First, revamp habitual-offender laws, now in effect in more than 20 states, which regularly yield perverse sentences.
California’s three-strikes law, for example, was passed during the paranoia that followed the searing murder of 12-year-old Polly Klaas by a long-time violent offender, and is so egregiously punitive that nonviolent petty theft may serve as a “third strike.” Leandro Andrade, a father of three, who never once committed a violent felony, received two sentences of 25 years-to-life for stealing children’s videotapes, including “Free Willy 2” and “Cinderella,” from Kmart. A new ballot initiative in California, “The Three Strikes Reform Act of 2012,” seeks to change this law.
Second, implement misdemeanor reform by decriminalizing offenses such as feeding the homeless, dog-leash violations, and occupying multiple seats on the subway. Such reform is vital: between 1972 and 2006, misdemeanor prosecutions rose from 5 million to 10.5 million.
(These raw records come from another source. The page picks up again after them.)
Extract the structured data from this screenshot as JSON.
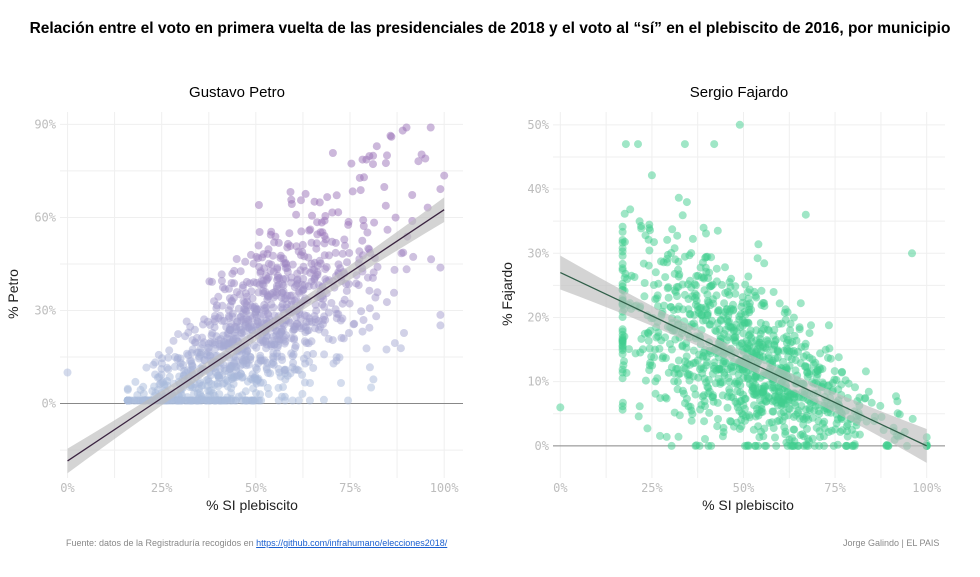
{
  "title": "Relación entre el voto en primera vuelta de las presidenciales de 2018 y el voto al “sí” en el plebiscito de 2016, por municipio",
  "footer": {
    "source_text": "Fuente: datos de la Registraduría recogidos en ",
    "source_link": "https://github.com/infrahumano/elecciones2018/",
    "credit": "Jorge Galindo | EL PAIS"
  },
  "colors": {
    "petro_low": "#a9bcdc",
    "petro_high": "#9a72b8",
    "fajardo": "#3fce8e",
    "trend_petro": "#3a2340",
    "trend_fajardo": "#2f5e48",
    "ribbon": "#bdbdbd",
    "grid": "#efefef",
    "zero_line": "#888888"
  },
  "chart_data": [
    {
      "type": "scatter",
      "title": "Gustavo Petro",
      "xlabel": "% SI plebiscito",
      "ylabel": "% Petro",
      "xlim": [
        -0.02,
        1.05
      ],
      "ylim": [
        -0.24,
        0.94
      ],
      "xticks": [
        0,
        0.25,
        0.5,
        0.75,
        1.0
      ],
      "xtick_labels": [
        "0%",
        "25%",
        "50%",
        "75%",
        "100%"
      ],
      "yticks": [
        0,
        0.3,
        0.6,
        0.9
      ],
      "ytick_labels": [
        "0%",
        "30%",
        "60%",
        "90%"
      ],
      "trend": {
        "x0": 0,
        "y0": -0.185,
        "x1": 1.0,
        "y1": 0.625
      },
      "ribbon_halfwidth": 0.018,
      "outliers": [
        [
          0.0,
          0.1
        ],
        [
          0.89,
          0.88
        ],
        [
          0.9,
          0.89
        ],
        [
          0.86,
          0.86
        ],
        [
          1.0,
          0.735
        ],
        [
          0.95,
          0.79
        ]
      ],
      "generator": {
        "n": 1100,
        "seed": 7,
        "x_mean": 0.5,
        "x_sd": 0.17,
        "x_min": 0.16,
        "x_max": 0.99,
        "slope": 0.81,
        "intercept": -0.185,
        "noise_base": 0.06,
        "noise_growth": 0.18,
        "y_min": 0.01,
        "y_max": 0.89
      }
    },
    {
      "type": "scatter",
      "title": "Sergio Fajardo",
      "xlabel": "% SI plebiscito",
      "ylabel": "% Fajardo",
      "xlim": [
        -0.02,
        1.05
      ],
      "ylim": [
        -0.05,
        0.52
      ],
      "xticks": [
        0,
        0.25,
        0.5,
        0.75,
        1.0
      ],
      "xtick_labels": [
        "0%",
        "25%",
        "50%",
        "75%",
        "100%"
      ],
      "yticks": [
        0,
        0.1,
        0.2,
        0.3,
        0.4,
        0.5
      ],
      "ytick_labels": [
        "0%",
        "10%",
        "20%",
        "30%",
        "40%",
        "50%"
      ],
      "trend": {
        "x0": 0,
        "y0": 0.27,
        "x1": 1.0,
        "y1": 0.0
      },
      "ribbon_halfwidth": 0.012,
      "outliers": [
        [
          0.0,
          0.06
        ],
        [
          0.49,
          0.5
        ],
        [
          0.96,
          0.3
        ],
        [
          0.34,
          0.47
        ],
        [
          0.42,
          0.47
        ],
        [
          0.67,
          0.36
        ]
      ],
      "generator": {
        "n": 1100,
        "seed": 11,
        "x_mean": 0.5,
        "x_sd": 0.18,
        "x_min": 0.17,
        "x_max": 1.0,
        "slope": -0.27,
        "intercept": 0.27,
        "noise_base": 0.02,
        "noise_growth": 0.1,
        "y_min": 0.0,
        "y_max": 0.47
      }
    }
  ]
}
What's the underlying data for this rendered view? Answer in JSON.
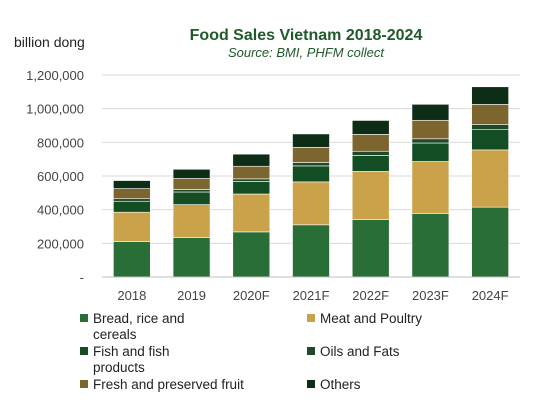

Third, limit the use of pre-trial detention. Nearly two-thirds of the nation’s prison population haven’t been convicted of a crime - they are awaiting trial. Many are arrested for low-risk offenses such as disturbing the peace or traffic violations, and they languish in jail because they can’t afford bail. Releasing these individuals would not jeopardize public safety and would reduce overcrowding and public defender case loads. Just this year, Kentucky terminated pre-trial detention for numerous drug offenses and mandated citations rather than arrests for certain misdemeanors.
Fourth, impose nonprison penalties on those arrested for technical parole and probation violations like missing a meeting or court appearance. This would dramatically ameliorate overcrowding and excessive case loads given that over a third of all prison admissions are for such types of violations. Texas is leading the charge here, and through such measures has significantly reduced its inmate population.
The spirit that animates the Sixth and Eighth Amendments is human dignity. A recognition that no matter the crime or harm, criminal defendants and prisoners retain a dignity that must be respected.
Forty years ago, a group of inmates claimed they were deprived of this dignity and, in what has since become a subject of fascination in American pop culture, rioted at Attica Correctional Facility in New York. The ensuing violence and its death toll serves as an ominous reminder that America must pursue criminal justice reform if it is to honor this dignity.
Arjun Sethi is an attorney.
[Editor's note: An earlier reference incorrectly referred to the time of the Attica uprising.]